Keratoconus usually is discovered when a patient sees an ophthalmologist or optometrist because of decreased vision. The diagnosis of keratoconus can be made through careful examination of the eye. Sometimes, computerized mapping of the corneal shape (corneal topography) is necessary to confirm the diagnosis.

Treatment

When diagnosed in the early stages, keratoconus may be corrected with eyeglasses, which may require frequent changes in the astigmatism prescription. As the disease advances, contact lenses usually are necessary to provide good vision, most often the hard or rigid gas permeable (RGP) type. Specialized designs of contact lenses are available and are constantly being improved, allowing for fitting of more advanced cases of keratoconus. If there is severe distortion or scarring of the cornea and contact lens wear is not possible or does not provide adequate vision, a corneal transplant is needed. This occurs in approximately 20% of patients. A corneal transplant replaces a diseased cornea with a normal cornea from a deceased donor. Most people who receive corneal transplants see very clearly after the surgery. Success rates of corneal transplantation in keratoconus are higher than 90%. While the surgical transplantation of a new cornea will resolve the basic problem of corneal shape irregularity, eyeglasses or contact lenses are usually needed for vision correction after surgery. Due to the irregular shape of the cornea following transplantation, soft contact lenses seldom provide satisfactory vision.

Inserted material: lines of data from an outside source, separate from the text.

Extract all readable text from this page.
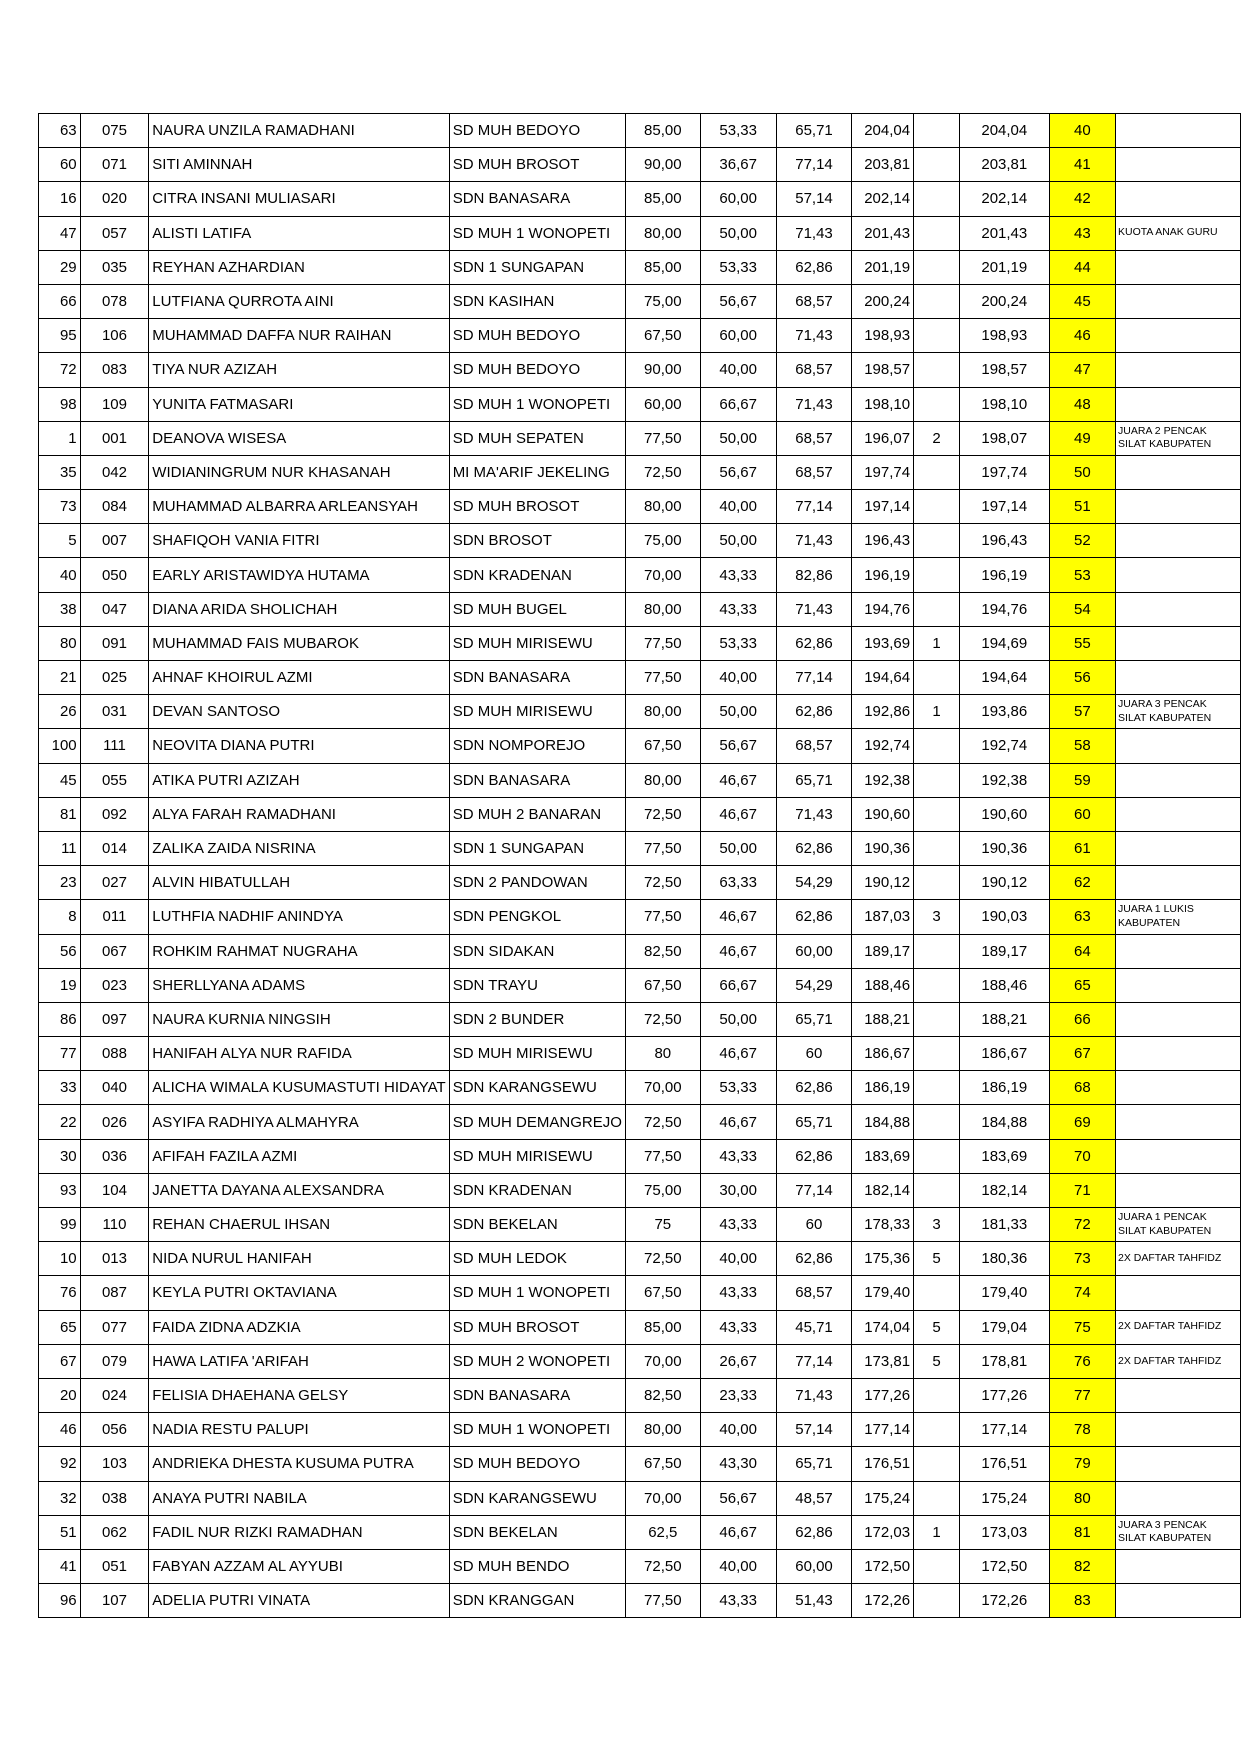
63	075	NAURA UNZILA RAMADHANI	SD MUH BEDOYO	85,00	53,33	65,71	204,04		204,04	40	
60	071	SITI AMINNAH	SD MUH BROSOT	90,00	36,67	77,14	203,81		203,81	41	
16	020	CITRA INSANI MULIASARI	SDN BANASARA	85,00	60,00	57,14	202,14		202,14	42	
47	057	ALISTI LATIFA	SD MUH 1 WONOPETI	80,00	50,00	71,43	201,43		201,43	43	KUOTA ANAK GURU
29	035	REYHAN AZHARDIAN	SDN 1 SUNGAPAN	85,00	53,33	62,86	201,19		201,19	44	
66	078	LUTFIANA QURROTA AINI	SDN KASIHAN	75,00	56,67	68,57	200,24		200,24	45	
95	106	MUHAMMAD DAFFA NUR RAIHAN	SD MUH BEDOYO	67,50	60,00	71,43	198,93		198,93	46	
72	083	TIYA NUR AZIZAH	SD MUH BEDOYO	90,00	40,00	68,57	198,57		198,57	47	
98	109	YUNITA FATMASARI	SD MUH 1 WONOPETI	60,00	66,67	71,43	198,10		198,10	48	
1	001	DEANOVA WISESA	SD MUH SEPATEN	77,50	50,00	68,57	196,07	2	198,07	49	JUARA 2 PENCAK SILAT KABUPATEN
35	042	WIDIANINGRUM NUR KHASANAH	MI MA'ARIF JEKELING	72,50	56,67	68,57	197,74		197,74	50	
73	084	MUHAMMAD ALBARRA ARLEANSYAH	SD MUH BROSOT	80,00	40,00	77,14	197,14		197,14	51	
5	007	SHAFIQOH VANIA FITRI	SDN BROSOT	75,00	50,00	71,43	196,43		196,43	52	
40	050	EARLY ARISTAWIDYA HUTAMA	SDN KRADENAN	70,00	43,33	82,86	196,19		196,19	53	
38	047	DIANA ARIDA SHOLICHAH	SD MUH BUGEL	80,00	43,33	71,43	194,76		194,76	54	
80	091	MUHAMMAD FAIS MUBAROK	SD MUH MIRISEWU	77,50	53,33	62,86	193,69	1	194,69	55	
21	025	AHNAF KHOIRUL AZMI	SDN BANASARA	77,50	40,00	77,14	194,64		194,64	56	
26	031	DEVAN SANTOSO	SD MUH MIRISEWU	80,00	50,00	62,86	192,86	1	193,86	57	JUARA 3 PENCAK SILAT KABUPATEN
100	111	NEOVITA DIANA PUTRI	SDN NOMPOREJO	67,50	56,67	68,57	192,74		192,74	58	
45	055	ATIKA PUTRI AZIZAH	SDN BANASARA	80,00	46,67	65,71	192,38		192,38	59	
81	092	ALYA FARAH RAMADHANI	SD MUH 2 BANARAN	72,50	46,67	71,43	190,60		190,60	60	
11	014	ZALIKA ZAIDA NISRINA	SDN 1 SUNGAPAN	77,50	50,00	62,86	190,36		190,36	61	
23	027	ALVIN HIBATULLAH	SDN 2 PANDOWAN	72,50	63,33	54,29	190,12		190,12	62	
8	011	LUTHFIA NADHIF ANINDYA	SDN PENGKOL	77,50	46,67	62,86	187,03	3	190,03	63	JUARA 1 LUKIS KABUPATEN
56	067	ROHKIM RAHMAT NUGRAHA	SDN SIDAKAN	82,50	46,67	60,00	189,17		189,17	64	
19	023	SHERLLYANA ADAMS	SDN TRAYU	67,50	66,67	54,29	188,46		188,46	65	
86	097	NAURA KURNIA NINGSIH	SDN 2 BUNDER	72,50	50,00	65,71	188,21		188,21	66	
77	088	HANIFAH ALYA NUR RAFIDA	SD MUH MIRISEWU	80	46,67	60	186,67		186,67	67	
33	040	ALICHA WIMALA KUSUMASTUTI HIDAYAT	SDN KARANGSEWU	70,00	53,33	62,86	186,19		186,19	68	
22	026	ASYIFA RADHIYA ALMAHYRA	SD MUH DEMANGREJO	72,50	46,67	65,71	184,88		184,88	69	
30	036	AFIFAH FAZILA AZMI	SD MUH MIRISEWU	77,50	43,33	62,86	183,69		183,69	70	
93	104	JANETTA DAYANA ALEXSANDRA	SDN KRADENAN	75,00	30,00	77,14	182,14		182,14	71	
99	110	REHAN CHAERUL IHSAN	SDN BEKELAN	75	43,33	60	178,33	3	181,33	72	JUARA 1 PENCAK SILAT KABUPATEN
10	013	NIDA NURUL HANIFAH	SD MUH LEDOK	72,50	40,00	62,86	175,36	5	180,36	73	2X DAFTAR TAHFIDZ
76	087	KEYLA PUTRI OKTAVIANA	SD MUH 1 WONOPETI	67,50	43,33	68,57	179,40		179,40	74	
65	077	FAIDA ZIDNA ADZKIA	SD MUH BROSOT	85,00	43,33	45,71	174,04	5	179,04	75	2X DAFTAR TAHFIDZ
67	079	HAWA LATIFA 'ARIFAH	SD MUH 2 WONOPETI	70,00	26,67	77,14	173,81	5	178,81	76	2X DAFTAR TAHFIDZ
20	024	FELISIA DHAEHANA GELSY	SDN BANASARA	82,50	23,33	71,43	177,26		177,26	77	
46	056	NADIA RESTU PALUPI	SD MUH 1 WONOPETI	80,00	40,00	57,14	177,14		177,14	78	
92	103	ANDRIEKA DHESTA KUSUMA PUTRA	SD MUH BEDOYO	67,50	43,30	65,71	176,51		176,51	79	
32	038	ANAYA PUTRI NABILA	SDN KARANGSEWU	70,00	56,67	48,57	175,24		175,24	80	
51	062	FADIL NUR RIZKI RAMADHAN	SDN BEKELAN	62,5	46,67	62,86	172,03	1	173,03	81	JUARA 3 PENCAK SILAT KABUPATEN
41	051	FABYAN AZZAM AL AYYUBI	SD MUH BENDO	72,50	40,00	60,00	172,50		172,50	82	
96	107	ADELIA PUTRI VINATA	SDN KRANGGAN	77,50	43,33	51,43	172,26		172,26	83	
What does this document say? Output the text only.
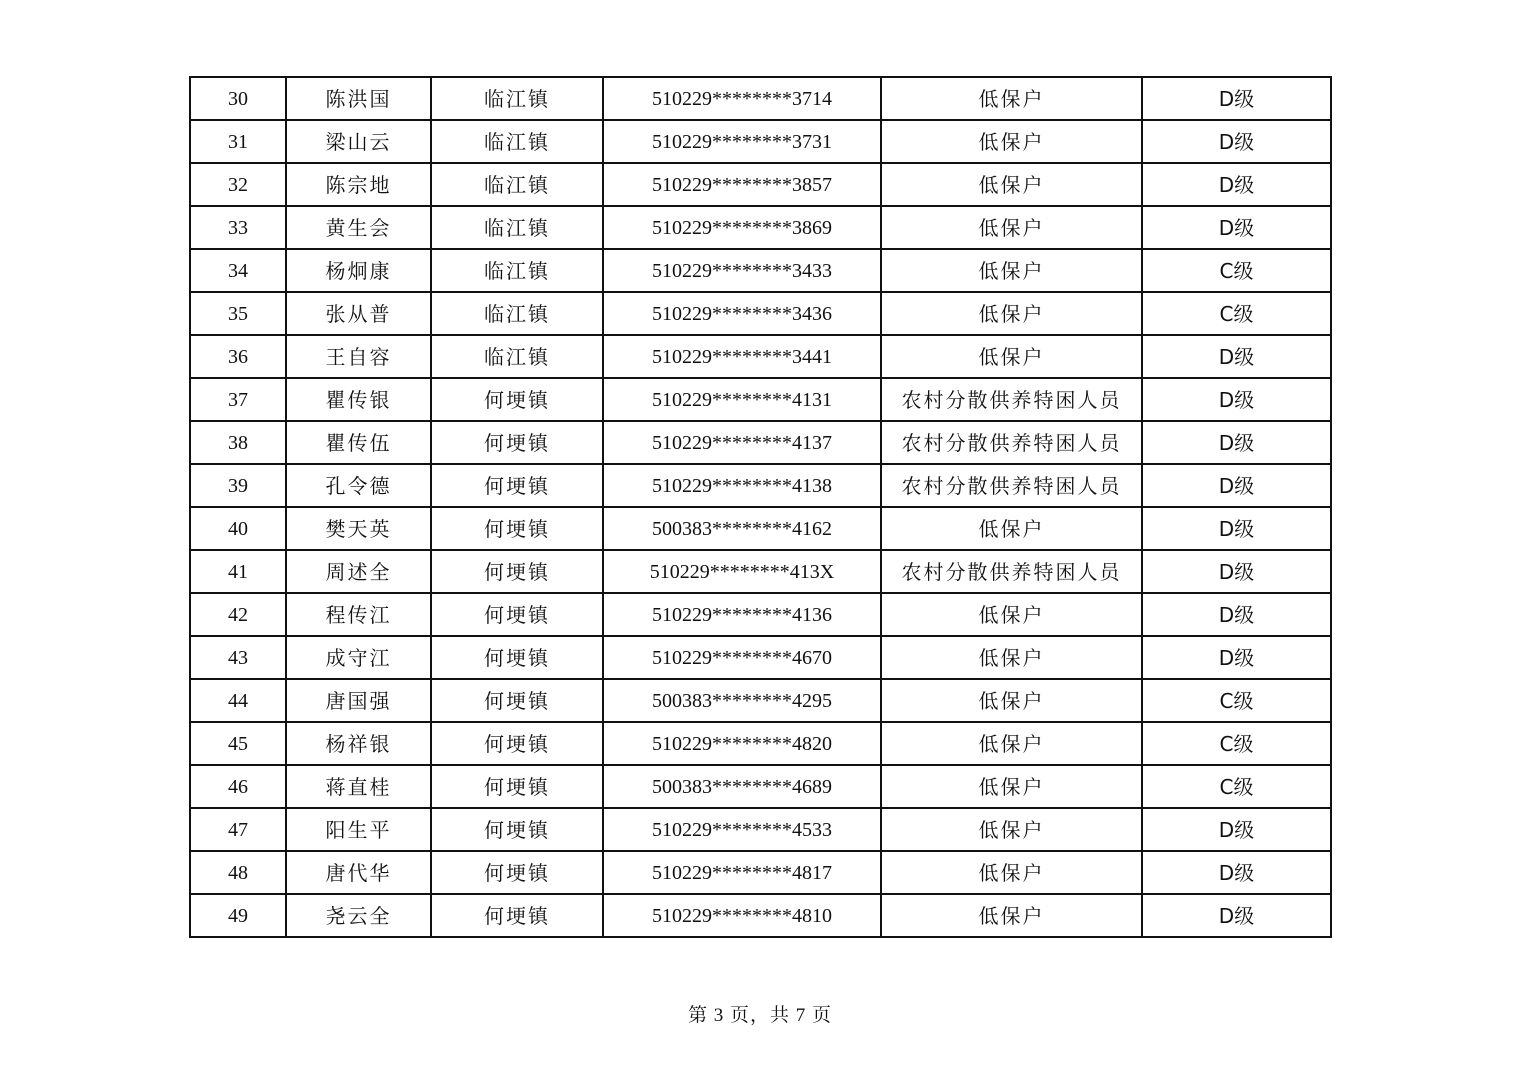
30	陈洪国	临江镇	510229********3714	低保户	D级
31	梁山云	临江镇	510229********3731	低保户	D级
32	陈宗地	临江镇	510229********3857	低保户	D级
33	黄生会	临江镇	510229********3869	低保户	D级
34	杨炯康	临江镇	510229********3433	低保户	C级
35	张从普	临江镇	510229********3436	低保户	C级
36	王自容	临江镇	510229********3441	低保户	D级
37	瞿传银	何埂镇	510229********4131	农村分散供养特困人员	D级
38	瞿传伍	何埂镇	510229********4137	农村分散供养特困人员	D级
39	孔令德	何埂镇	510229********4138	农村分散供养特困人员	D级
40	樊天英	何埂镇	500383********4162	低保户	D级
41	周述全	何埂镇	510229********413X	农村分散供养特困人员	D级
42	程传江	何埂镇	510229********4136	低保户	D级
43	成守江	何埂镇	510229********4670	低保户	D级
44	唐国强	何埂镇	500383********4295	低保户	C级
45	杨祥银	何埂镇	510229********4820	低保户	C级
46	蒋直桂	何埂镇	500383********4689	低保户	C级
47	阳生平	何埂镇	510229********4533	低保户	D级
48	唐代华	何埂镇	510229********4817	低保户	D级
49	尧云全	何埂镇	510229********4810	低保户	D级
第 3 页，共 7 页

A corneal and contact lens specialist must decide when corneal transplantation is the best recommendation for a specific patient. This is often not a simple, straight-forward decision. Many factors must be considered and balanced, including the patient’s functional needs, the long recovery period (possibly up to one year) and the risk of complications. Very careful contact lens fittings are often attempted before recommending a corneal transplant. One study found that 69% of patients, most of whom were being referred for surgery, could be successfully fit with contact lenses using special designs. Therefore, prior to making the decision to proceed to surgery, every effort should be made to optimally fit a patient with contact lenses, especially if there is not significant corneal scarring affecting vision.

With the proper treatment (glasses, contact lenses or a corneal transplant), most people with keratoconus will enjoy good vision throughout their lives. With modern contact lenses and surgical techniques, it is rare for someone with keratoconus to be severely visually disabled.